Plan contre le racisme

L’appréciation de Woxx du 5  décembre 2025  sous le titre Viele Ziele, wenig Wege 

Le 1ᵉʳ décembre 2025, le gouvernement luxembourgeois a présenté pour la première fois un plan d’action national contre le racisme, près de cinquante ans après la ratification de la Convention internationale sur l’élimination de toutes les formes de discrimination raciale (ICERD). Bien que le plan comporte 23 objectifs et 128 mesures, plusieurs organisations de la société civile – notamment le CET, l’Asti et le Clae – critiquent ses nombreuses lacunes et son manque de caractère contraignant.
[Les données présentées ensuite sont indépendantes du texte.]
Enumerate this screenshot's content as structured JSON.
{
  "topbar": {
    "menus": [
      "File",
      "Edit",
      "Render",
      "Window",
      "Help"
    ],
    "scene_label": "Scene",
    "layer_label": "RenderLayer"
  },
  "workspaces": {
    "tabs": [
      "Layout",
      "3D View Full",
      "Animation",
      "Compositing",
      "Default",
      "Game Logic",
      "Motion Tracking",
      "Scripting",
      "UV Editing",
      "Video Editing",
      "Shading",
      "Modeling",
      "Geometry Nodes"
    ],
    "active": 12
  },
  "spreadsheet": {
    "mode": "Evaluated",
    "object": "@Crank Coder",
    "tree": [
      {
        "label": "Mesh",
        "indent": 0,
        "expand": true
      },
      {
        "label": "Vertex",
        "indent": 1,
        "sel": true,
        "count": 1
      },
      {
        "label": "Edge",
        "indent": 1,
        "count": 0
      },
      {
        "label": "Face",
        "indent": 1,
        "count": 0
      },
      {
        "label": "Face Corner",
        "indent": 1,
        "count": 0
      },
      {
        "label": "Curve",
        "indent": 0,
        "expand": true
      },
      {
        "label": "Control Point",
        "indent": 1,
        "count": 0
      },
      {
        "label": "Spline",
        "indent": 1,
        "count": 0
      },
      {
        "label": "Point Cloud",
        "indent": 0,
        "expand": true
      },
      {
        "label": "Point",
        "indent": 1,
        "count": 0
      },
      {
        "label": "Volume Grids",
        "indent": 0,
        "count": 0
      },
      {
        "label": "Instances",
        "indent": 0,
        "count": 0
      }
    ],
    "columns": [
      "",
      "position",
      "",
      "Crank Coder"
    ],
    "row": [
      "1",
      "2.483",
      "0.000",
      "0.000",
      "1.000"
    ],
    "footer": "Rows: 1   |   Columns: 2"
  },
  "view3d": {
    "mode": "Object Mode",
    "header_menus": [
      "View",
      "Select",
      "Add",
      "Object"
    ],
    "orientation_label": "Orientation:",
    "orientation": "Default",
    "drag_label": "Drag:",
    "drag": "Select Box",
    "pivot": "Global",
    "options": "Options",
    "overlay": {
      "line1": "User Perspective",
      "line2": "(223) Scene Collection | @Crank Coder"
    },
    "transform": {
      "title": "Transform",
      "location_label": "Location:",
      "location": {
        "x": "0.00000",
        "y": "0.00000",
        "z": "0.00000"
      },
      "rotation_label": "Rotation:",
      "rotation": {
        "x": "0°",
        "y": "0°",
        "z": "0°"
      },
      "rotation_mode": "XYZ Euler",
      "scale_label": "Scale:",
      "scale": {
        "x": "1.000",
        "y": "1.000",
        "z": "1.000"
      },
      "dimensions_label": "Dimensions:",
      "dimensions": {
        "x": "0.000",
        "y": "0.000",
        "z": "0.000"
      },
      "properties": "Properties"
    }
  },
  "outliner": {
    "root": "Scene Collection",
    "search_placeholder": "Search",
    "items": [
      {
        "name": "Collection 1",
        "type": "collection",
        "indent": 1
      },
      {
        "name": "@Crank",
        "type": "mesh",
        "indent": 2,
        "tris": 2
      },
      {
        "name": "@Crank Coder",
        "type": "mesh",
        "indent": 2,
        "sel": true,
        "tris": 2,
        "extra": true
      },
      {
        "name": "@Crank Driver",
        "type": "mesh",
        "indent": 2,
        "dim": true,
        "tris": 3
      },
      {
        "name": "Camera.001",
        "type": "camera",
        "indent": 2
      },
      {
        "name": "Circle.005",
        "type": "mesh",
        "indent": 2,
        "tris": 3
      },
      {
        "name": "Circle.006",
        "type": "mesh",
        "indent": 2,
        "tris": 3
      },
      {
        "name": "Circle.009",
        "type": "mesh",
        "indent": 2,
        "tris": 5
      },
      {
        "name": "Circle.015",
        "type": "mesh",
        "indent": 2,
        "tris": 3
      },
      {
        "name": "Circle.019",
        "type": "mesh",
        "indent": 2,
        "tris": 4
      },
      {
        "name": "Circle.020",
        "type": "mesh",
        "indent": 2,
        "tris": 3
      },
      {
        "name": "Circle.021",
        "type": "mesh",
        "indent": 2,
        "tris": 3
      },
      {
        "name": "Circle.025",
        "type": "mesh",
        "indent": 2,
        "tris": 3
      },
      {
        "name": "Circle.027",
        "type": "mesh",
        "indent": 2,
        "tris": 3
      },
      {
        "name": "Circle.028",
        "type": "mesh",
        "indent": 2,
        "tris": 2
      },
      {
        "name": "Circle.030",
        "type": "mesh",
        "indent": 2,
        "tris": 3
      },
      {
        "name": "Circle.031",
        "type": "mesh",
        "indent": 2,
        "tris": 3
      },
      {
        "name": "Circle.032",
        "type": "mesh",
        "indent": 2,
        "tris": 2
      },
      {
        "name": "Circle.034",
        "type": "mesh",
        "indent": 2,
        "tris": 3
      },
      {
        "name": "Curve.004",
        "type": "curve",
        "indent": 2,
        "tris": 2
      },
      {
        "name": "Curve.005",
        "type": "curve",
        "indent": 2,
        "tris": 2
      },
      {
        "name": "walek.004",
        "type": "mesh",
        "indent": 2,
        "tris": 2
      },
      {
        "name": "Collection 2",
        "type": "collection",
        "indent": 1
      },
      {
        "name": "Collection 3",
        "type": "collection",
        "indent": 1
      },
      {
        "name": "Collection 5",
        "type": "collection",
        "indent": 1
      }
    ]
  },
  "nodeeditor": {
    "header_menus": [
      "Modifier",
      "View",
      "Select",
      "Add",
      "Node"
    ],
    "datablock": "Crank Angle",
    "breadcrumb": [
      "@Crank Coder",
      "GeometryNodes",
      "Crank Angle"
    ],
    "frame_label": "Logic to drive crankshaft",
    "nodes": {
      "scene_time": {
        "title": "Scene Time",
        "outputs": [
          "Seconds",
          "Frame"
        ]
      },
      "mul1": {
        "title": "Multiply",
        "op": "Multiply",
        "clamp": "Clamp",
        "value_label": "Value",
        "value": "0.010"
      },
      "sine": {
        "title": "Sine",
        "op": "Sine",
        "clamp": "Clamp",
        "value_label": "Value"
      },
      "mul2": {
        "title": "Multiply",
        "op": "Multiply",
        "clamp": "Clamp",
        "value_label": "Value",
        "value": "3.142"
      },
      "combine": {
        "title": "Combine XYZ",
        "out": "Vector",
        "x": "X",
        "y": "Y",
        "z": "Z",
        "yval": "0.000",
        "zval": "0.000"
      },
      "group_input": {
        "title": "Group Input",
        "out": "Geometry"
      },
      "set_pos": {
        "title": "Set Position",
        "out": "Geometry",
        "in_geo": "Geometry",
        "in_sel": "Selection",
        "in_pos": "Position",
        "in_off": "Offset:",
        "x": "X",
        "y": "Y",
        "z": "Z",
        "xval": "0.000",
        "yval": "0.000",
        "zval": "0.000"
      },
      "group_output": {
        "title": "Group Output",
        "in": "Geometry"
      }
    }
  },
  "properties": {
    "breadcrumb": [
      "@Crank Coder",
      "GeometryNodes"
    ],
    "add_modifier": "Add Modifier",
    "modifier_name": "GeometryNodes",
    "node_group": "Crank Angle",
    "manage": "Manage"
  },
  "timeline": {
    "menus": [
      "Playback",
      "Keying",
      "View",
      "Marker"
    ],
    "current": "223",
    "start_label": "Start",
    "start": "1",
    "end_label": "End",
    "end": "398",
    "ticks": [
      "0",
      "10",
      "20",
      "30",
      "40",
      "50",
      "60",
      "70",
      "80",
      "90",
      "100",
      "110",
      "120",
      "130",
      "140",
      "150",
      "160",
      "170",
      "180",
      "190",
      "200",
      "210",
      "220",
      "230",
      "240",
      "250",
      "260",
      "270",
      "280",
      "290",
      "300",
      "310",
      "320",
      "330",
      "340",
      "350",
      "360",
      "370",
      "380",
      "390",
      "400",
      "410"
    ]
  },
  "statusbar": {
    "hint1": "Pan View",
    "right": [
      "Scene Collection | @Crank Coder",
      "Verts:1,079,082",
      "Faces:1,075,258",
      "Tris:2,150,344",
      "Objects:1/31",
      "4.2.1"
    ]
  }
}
Le CET, organe central chargé de recevoir les plaintes pour discrimination, déplore le manque de communication, l’insuffisance de ressources et l’absence de précisions quant à la mise en œuvre concrète des mesures. La plupart des actions prévues dans les domaines de l’éducation, du logement ou du travail restent volontaires, sans quotas ni obligations.

Parmi les autres critiques :

  • le label antiracisme envisagé pourrait devenir un simple outil marketing, faute de critères clairs ;

  • l’absence d’une véritable politique d’inclusion et de migration, ainsi que le manque de données permettant de lutter durablement contre les inégalités systémiques ;

  • l’oubli du secteur culturel, alors que les artistes issus de l’immigration sont particulièrement touchés par le racisme structurel ;

  • la quasi-absence d’intersectionnalité, notamment au sein de la police et de la justice, où des pratiques discriminatoires envers des femmes migrantes sont documentées.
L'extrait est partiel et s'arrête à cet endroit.